01-11-2018 02:35 PM - edited 03-19-2019 01:03 PM
I'm looking at building an Expressway 8.10 solution to support the registration of home-worker phones (currently supported via The Office Extend routers that are EOL). Looking at the Cisco design docs they recommend the Exp-E has a 2 armed design, with both interfaces being in private address space and doing static NAT on the "external" interface. This means that the FW does the NAT and you also need to configure static NAT on the Exp-E so that it encapsulates the NAT address into the h.323 or SIP payload.

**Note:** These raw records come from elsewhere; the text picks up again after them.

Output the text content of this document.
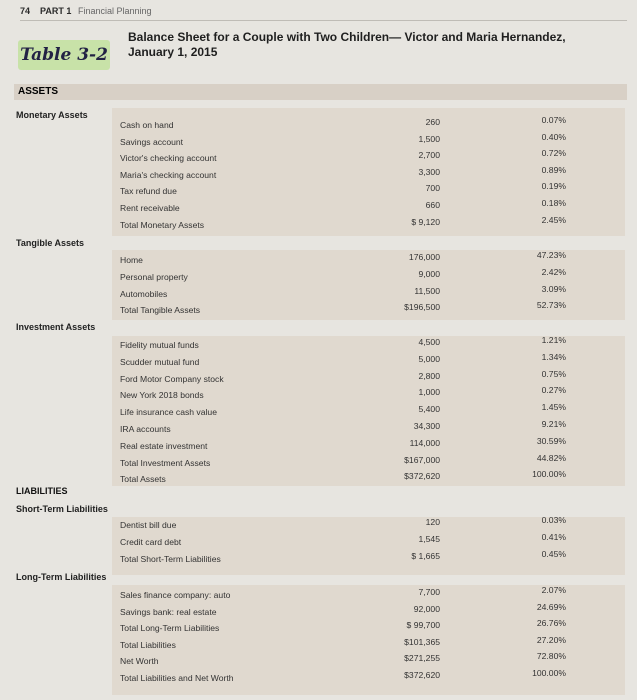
74 PART 1 Financial Planning
Table 3-2
Balance Sheet for a Couple with Two Children— Victor and Maria Hernandez, January 1, 2015
ASSETS
Monetary Assets
Cash on hand	260	0.07%
Savings account	1,500	0.40%
Victor's checking account	2,700	0.72%
Maria's checking account	3,300	0.89%
Tax refund due	700	0.19%
Rent receivable	660	0.18%
Total Monetary Assets	$ 9,120	2.45%
Tangible Assets
Home	176,000	47.23%
Personal property	9,000	2.42%
Automobiles	11,500	3.09%
Total Tangible Assets	$196,500	52.73%
Investment Assets
Fidelity mutual funds	4,500	1.21%
Scudder mutual fund	5,000	1.34%
Ford Motor Company stock	2,800	0.75%
New York 2018 bonds	1,000	0.27%
Life insurance cash value	5,400	1.45%
IRA accounts	34,300	9.21%
Real estate investment	114,000	30.59%
Total Investment Assets	$167,000	44.82%
Total Assets	$372,620	100.00%
LIABILITIES
Short-Term Liabilities
Dentist bill due	120	0.03%
Credit card debt	1,545	0.41%
Total Short-Term Liabilities	$ 1,665	0.45%
Long-Term Liabilities
Sales finance company: auto	7,700	2.07%
Savings bank: real estate	92,000	24.69%
Total Long-Term Liabilities	$ 99,700	26.76%
Total Liabilities	$101,365	27.20%
Net Worth	$271,255	72.80%
Total Liabilities and Net Worth	$372,620	100.00%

Can't I just do a one-armed design with the Exp-E using a public IP address? That would simplify my build in that no NAT happens, and the Exp-C knows of the Exp-E by it's public non NAT IP address. Traffic from C-to-E would follow default route, from E-to-C it would follow static routes already in my FW's. It would also negate the issue of C-to-E traffic having to do NAT reflection and hairpinning back to the Exp-E.
Wondering if it is possible and why this more simple design isn't part of the Cisco design document. Every use case in the document uses static NAT on the Exp-E.?!?!
01-12-2018 06:11 AM
Sure you could, but that might open you up for all kinds of security flows. The main reason Cisco recommends 2 interfaces is to separate the Transit DMZ between Exp-C and Exp-E servers from external connection. The NIC 2 does not necessarily need to be NATed, you can put public IP address on the LAN2 (DMZ Services) if you chose so, assuming you put it behind firewall and allow only required ports to/from the internet. Again, the design comes down to what your security team deems secured deployment.